TIPS FOR MAKING THE BEST KETO CARROT CAKE PANCAKES:
- Since these paleo carrot cake pancakes use almond flour and coconut flour, they do take a little longer to cook than your regular flour pancakes. Cook them low and slow so the middle cooks evenly and doesn’t end up mushy.
- Do not overmix the batter once you add the dry ingredients
- Alow the batter to rest for 3-5 minutes to thicken up while you preheat the griddle
CAN I FREEZE LOW CARB CARROT CAKE PANCAKES?
Yes. The great thing about these paleo carrot cake pancakes is that you can make them ahead and heat them up during the week.
These Carrot Cake Pancakes are perfect for any spring breakfast or Easter brunch. They’re low carb/keto friendly and have all the classic flavors you love about the popular cake.
- 2 large eggs
- 1/4 cup unsweetened almond milk
- 1/4 teaspoon apple cider vinegar
- 1 teaspoon vanilla extract
- 3 tablespoons granulated monkfruit sweetener , can also use erythritol OR SWERVE (if not paleo)
- 3/4 cup s superfine blanched almond flour
- 2 tablespoons coconut flour
- 1 1/2 teaspoons baking powder
- 1 teaspoon ground cinnamon
- 1/8 teaspoon fine sea salt
- 1/3 cup shredded carrots
- 2 tablespoons chopped pecans or walnuts , plus more for topping
- 2 tablespoons unsweetened shredded coconut , plus more for topping
- 1 tablespoon chopped raisins , optional
- coconut chips for serving , optional
In a large mixing bowl, whisk together the eggs, milk, apple cider vinegar and vanilla extract until smooth.
Add the monkfruit sweetener, almond flour, coconut flour, baking powder, cinnamon and salt. Mix until smooth and just combined.

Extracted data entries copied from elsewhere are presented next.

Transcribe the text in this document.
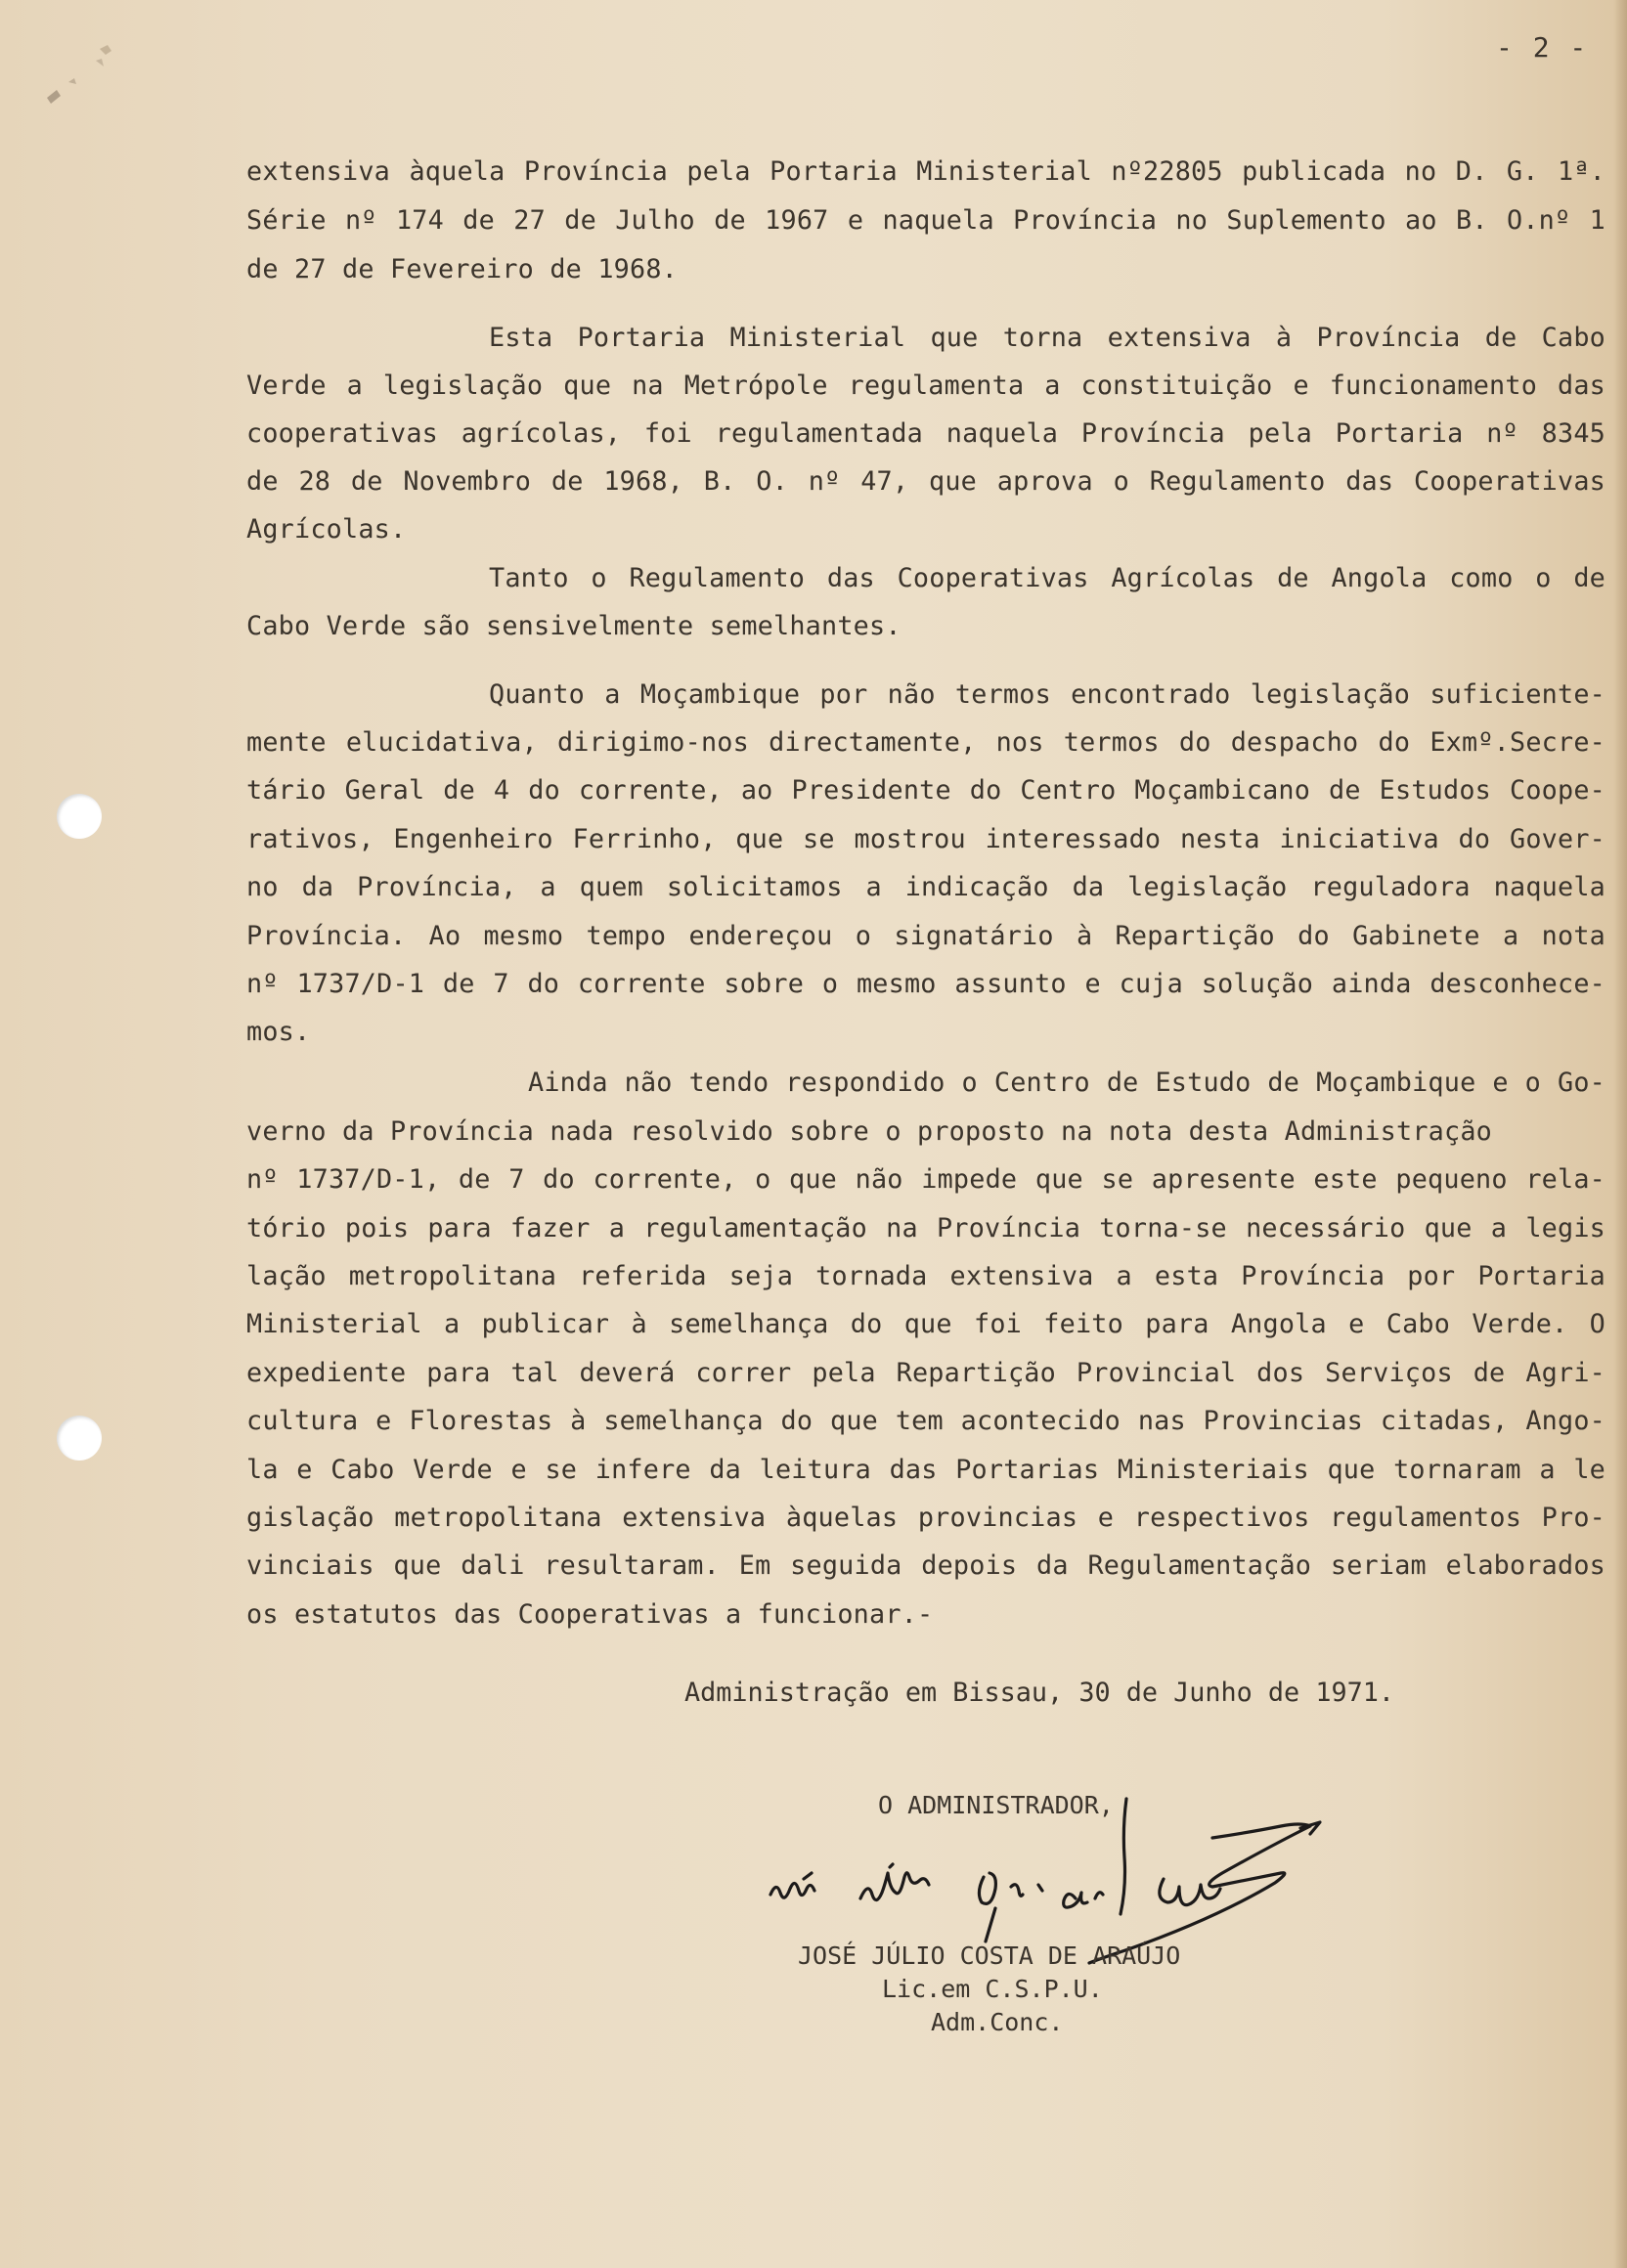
- 2 -
extensiva àquela Província pela Portaria Ministerial nº22805 publicada no D. G. 1ª.
Série nº 174 de 27 de Julho de 1967 e naquela Província no Suplemento ao B. O.nº 1
de 27 de Fevereiro de 1968.
Esta Portaria Ministerial que torna extensiva à Província de Cabo
Verde a legislação que na Metrópole regulamenta a constituição e funcionamento das
cooperativas agrícolas, foi regulamentada naquela Província pela Portaria nº 8345
de 28 de Novembro de 1968, B. O. nº 47, que aprova o Regulamento das Cooperativas
Agrícolas.
Tanto o Regulamento das Cooperativas Agrícolas de Angola como o de
Cabo Verde são sensivelmente semelhantes.
Quanto a Moçambique por não termos encontrado legislação suficiente-
mente elucidativa, dirigimo-nos directamente, nos termos do despacho do Exmº.Secre-
tário Geral de 4 do corrente, ao Presidente do Centro Moçambicano de Estudos Coope-
rativos, Engenheiro Ferrinho, que se mostrou interessado nesta iniciativa do Gover-
no da Província, a quem solicitamos a indicação da legislação reguladora naquela
Província. Ao mesmo tempo endereçou o signatário à Repartição do Gabinete a nota
nº 1737/D-1 de 7 do corrente sobre o mesmo assunto e cuja solução ainda desconhece-
mos.
Ainda não tendo respondido o Centro de Estudo de Moçambique e o Go-
verno da Província nada resolvido sobre o proposto na nota desta Administração
nº 1737/D-1, de 7 do corrente, o que não impede que se apresente este pequeno rela-
tório pois para fazer a regulamentação na Província torna-se necessário que a legis
lação metropolitana referida seja tornada extensiva a esta Província por Portaria
Ministerial a publicar à semelhança do que foi feito para Angola e Cabo Verde. O
expediente para tal deverá correr pela Repartição Provincial dos Serviços de Agri-
cultura e Florestas à semelhança do que tem acontecido nas Provincias citadas, Ango-
la e Cabo Verde e se infere da leitura das Portarias Ministeriais que tornaram a le
gislação metropolitana extensiva àquelas provincias e respectivos regulamentos Pro-
vinciais que dali resultaram. Em seguida depois da Regulamentação seriam elaborados
os estatutos das Cooperativas a funcionar.-
Administração em Bissau, 30 de Junho de 1971.
O ADMINISTRADOR,
JOSÉ JÚLIO COSTA DE ARAÚJO
Lic.em C.S.P.U.
Adm.Conc.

Fold in carrots, nuts, coconut, and raisins, if using. Allow to sit while you heat up the griddle so the batter can thicken up.
Preheat a griddle or pan over medium-low heat. Grease with coconut oil or butter. Once the pan is hot, scoop about 1/4 cup batter onto preheated griddle. Cook undisturbed until bubbles form around the edges (about 2-4 minutes depending on your stove and the batter). Using a spatula, gently flip the pancake and cook for an additional 1-2 minutes. Transfer to plate and repeat with remaining batter.
- Serve with a dollop of coconut cream, shredded coconut or coconut chips and nuts, if desired.